The DataController then exposes procedures that allow a client to call in w/ a desired object's UUID to retrieve a reference to the actual object. Whenever their is a request for an object, the DataController automatically hydrates the object in question and then returns it. I did this because I wanted to take control of hydration out of the client's hands to prevent dehydrating an object being referenced multiple times.
I realize that in most cases I could just make a mutable copy of the object and then if necessary replace the original object down the road, but I wanted to avoid that scenario if at all possible. I therefore added an additional dictionary to monitor what objects are hydrated at any given time using the object's UUID as the key and a fluctuating count representing the number of hydrations w/out an offset dehydration. My goal w/ this approach was to have the DataController automatically dehydrate any object once it's "hydration retainment count" hit zero, but this could easily lead to significant memory leaks as it currently relies on the caller to later call a procedure that decreases the hydration retainment count of the object. There are obviously many cases when this is just not obvious or maybe not even easily accomplished, and if only one calling object fails to do so properly I encounter the exact opposite scenario I was trying to prevent in the first place. Ironic, huh?

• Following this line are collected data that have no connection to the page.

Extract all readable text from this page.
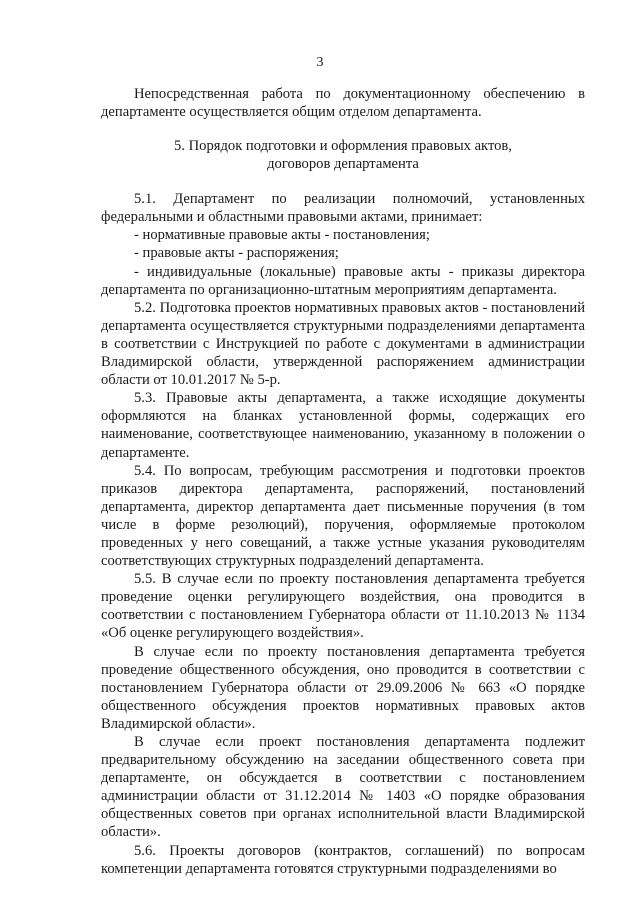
3

Непосредственная работа по документационному обеспечению в департаменте осуществляется общим отделом департамента.

5. Порядок подготовки и оформления правовых актов,
договоров департамента

5.1. Департамент по реализации полномочий, установленных федеральными и областными правовыми актами, принимает:

- нормативные правовые акты - постановления;

- правовые акты - распоряжения;

- индивидуальные (локальные) правовые акты - приказы директора департамента по организационно-штатным мероприятиям департамента.

5.2. Подготовка проектов нормативных правовых актов - постановлений департамента осуществляется структурными подразделениями департамента в соответствии с Инструкцией по работе с документами в администрации Владимирской области, утвержденной распоряжением администрации области от 10.01.2017 № 5-р.

5.3. Правовые акты департамента, а также исходящие документы оформляются на бланках установленной формы, содержащих его наименование, соответствующее наименованию, указанному в положении о департаменте.

5.4. По вопросам, требующим рассмотрения и подготовки проектов приказов директора департамента, распоряжений, постановлений департамента, директор департамента дает письменные поручения (в том числе в форме резолюций), поручения, оформляемые протоколом проведенных у него совещаний, а также устные указания руководителям соответствующих структурных подразделений департамента.

5.5. В случае если по проекту постановления департамента требуется проведение оценки регулирующего воздействия, она проводится в соответствии с постановлением Губернатора области от 11.10.2013 № 1134 «Об оценке регулирующего воздействия».

В случае если по проекту постановления департамента требуется проведение общественного обсуждения, оно проводится в соответствии с постановлением Губернатора области от 29.09.2006 № 663 «О порядке общественного обсуждения проектов нормативных правовых актов Владимирской области».

В случае если проект постановления департамента подлежит предварительному обсуждению на заседании общественного совета при департаменте, он обсуждается в соответствии с постановлением администрации области от 31.12.2014 № 1403 «О порядке образования общественных советов при органах исполнительной власти Владимирской области».

5.6. Проекты договоров (контрактов, соглашений) по вопросам компетенции департамента готовятся структурными подразделениями во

Anyway, I'm thinking that if I proceed w/ this approach that it will just end badly. I'm tempted to go back to the original plan but doing so makes me want to cringe and I'm sure there is a more elegant solution floating around out there. As I said before, any advice would be greatly appreciated. Thanks in advance.
I'd also be aware (as I'm sure you are) that CoreData is just around the corner, and make sure you make the right choice for the future.
Have you considered implementing this via the NSCoder interface? Not sure that it wouldn't be more trouble than it's worth, but if what you want is to extract all the data out into an in-memory object graph, and save it back later, that might be appropriate. If you're actually using SQL queries to limit the amount of in-memory data, then obviously, this wouldn't be the way to do it.
I decided to go w/ Core Data after all.